Earlier this year, I laid out a vision for the future of paid search advertising on Google in The Dawn of Paid Search Without Keywords. The essential point in the article was that advertisers won’t rely on keyword/bid/match type combinations to target searchers.
That vision has been realized in ecommerce more quickly than any other vertical.
For any search, Google attempts to find the intersection between two fundamental questions:
What’s the most relevant result?
What’s the best way to monetize the search results most effectively (i.e., maximize yield)?
It used to be that a set of pages and text ads were presumed to be the best answer. Since the advent of universal search and universal paid search, the range of potential answers to a search query has grown to include:
A choice of products
A hybrid result
When a search query has commercial or transactional intent, Google tips the scale even more aggressively toward monetization. Specifically, they’re increasingly monetizing search results through the promotion of products with images.
Each of these kinds of commercial search results are driven by inventory feeds from a product catalog.
To illustrate this, let’s consider someone researching “men’s boots”
There are almost no informational results visible. From top to bottom, the results above the fold are dominated by:
Text ads with extensions (blue border): This is a standard text ad with some variation of Ad Sitelinks that include product and price.
Product listing ads (green border): Typically, product listing ads have only appeared in the top 2 positions of the right column. This variation, possibly a beta test, brings the images and text over similar to other ads in the premium positions.
In cases where the ads aren’t perceived as being as relevant, product results shift to the right column, as is the case with “best men’s boots”:
In the example above, I expanded the product results from the Zappos product extensions+ box. When collapsed, the right column shows more text ads.
When the search query includes adjectives that aren’t directly related to specific product, ads become more traditional but Google product search still dominates the organic results, as is the case for “men’s designer boots”:
What’s interesting here is that the product search delivers results whose title matches the search query. Title is the most visible of the product feed specifications that help drive results.
The more brand+ product specific the query, the more likely it is that several merchants carry some of those items and have product specific results to feed the SERPs. Take “kenneth cole boots” as an example:
One Product, Many Possible Results
It used to be that a product could only be marketed towards particular set of keywords with a text result. Now, one product can appear in up to three places with different messaging and presentation in each place.
The fundamental difference for inventory feed driven search is that relevance to the search query is influenced by attributes in the data feed. Google is creating search query/product pairs.
The system of matching queries to products isn’t as direct as keywords. Consider the example of Product Listing Ads to illustrate the concept. It works in three steps:
Attributes: You create an inventory feed and specify all of the attributes for your products. This provides the information that will be visible to searchers (e.g., title, as well as meta data that Google uses to help determine the relevance of a given product to a query).
Product Targets: Product listing ads are done without keywords. Google determines which queries your products are relevant to. You can influence this process by specifying Product Targets. Product Targets use the attributes from your product feed to determine which products are eligible to be shown and create bidding groups. Product type is the most obvious example of how you might use attributes in designing product targets.

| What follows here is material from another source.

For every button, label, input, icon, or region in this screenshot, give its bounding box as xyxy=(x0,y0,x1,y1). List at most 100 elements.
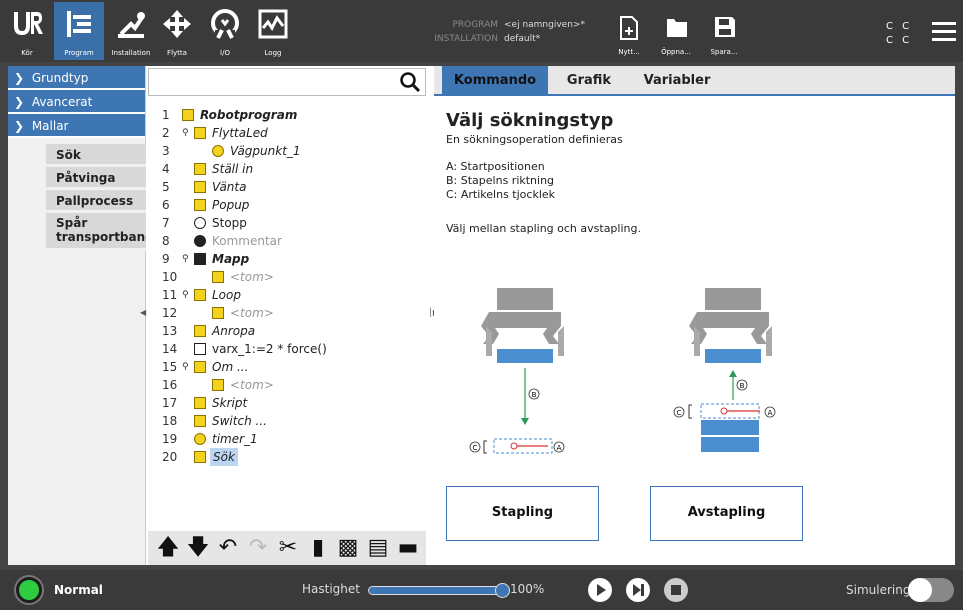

Product Filters: You may not want to advertise your entire product catalog or you may want to organize campaigns according to product lines. Product filters limit the potential products that are eligible to appear. Product filters are set at the campaign level and will also affect which products can appear in your product extensions.
Negative Keywords: As with conventional paid search, you can prevent products from appearing for specific queries with negative keywords. For example, you might add “men” or “men’s”; as a negative if you only sell women’s designer boots.
New Options, New Complexity
On the surface, Google is simplifying paid search: simply upload your feeds and let them do the work of matching products to search queries.
But, with new features come new variables to optimize:
Which images are most persuasive?
What promotions (extra text for product ads) will attract the right audience?
What is the most effective bid for these new ad types?
These ad types are also subject to the usual concerns of inventory feeds:
Retail paid search is leading the charge in paid search without keywords. Paid search results are now beginning to resemble traditional product search results and new ad formats are increasingly adopting the models and controls of standard AdWords buys.
For retailers, it’s obvious that maximum exposure and profit in search marketing has become a blended mix of regular ads, ad extensions, product listing ads, product search results and organic listings. For paid search professionals working with retailers, feed management and sculpting is now as fundamental as keyword research in running effective campaigns.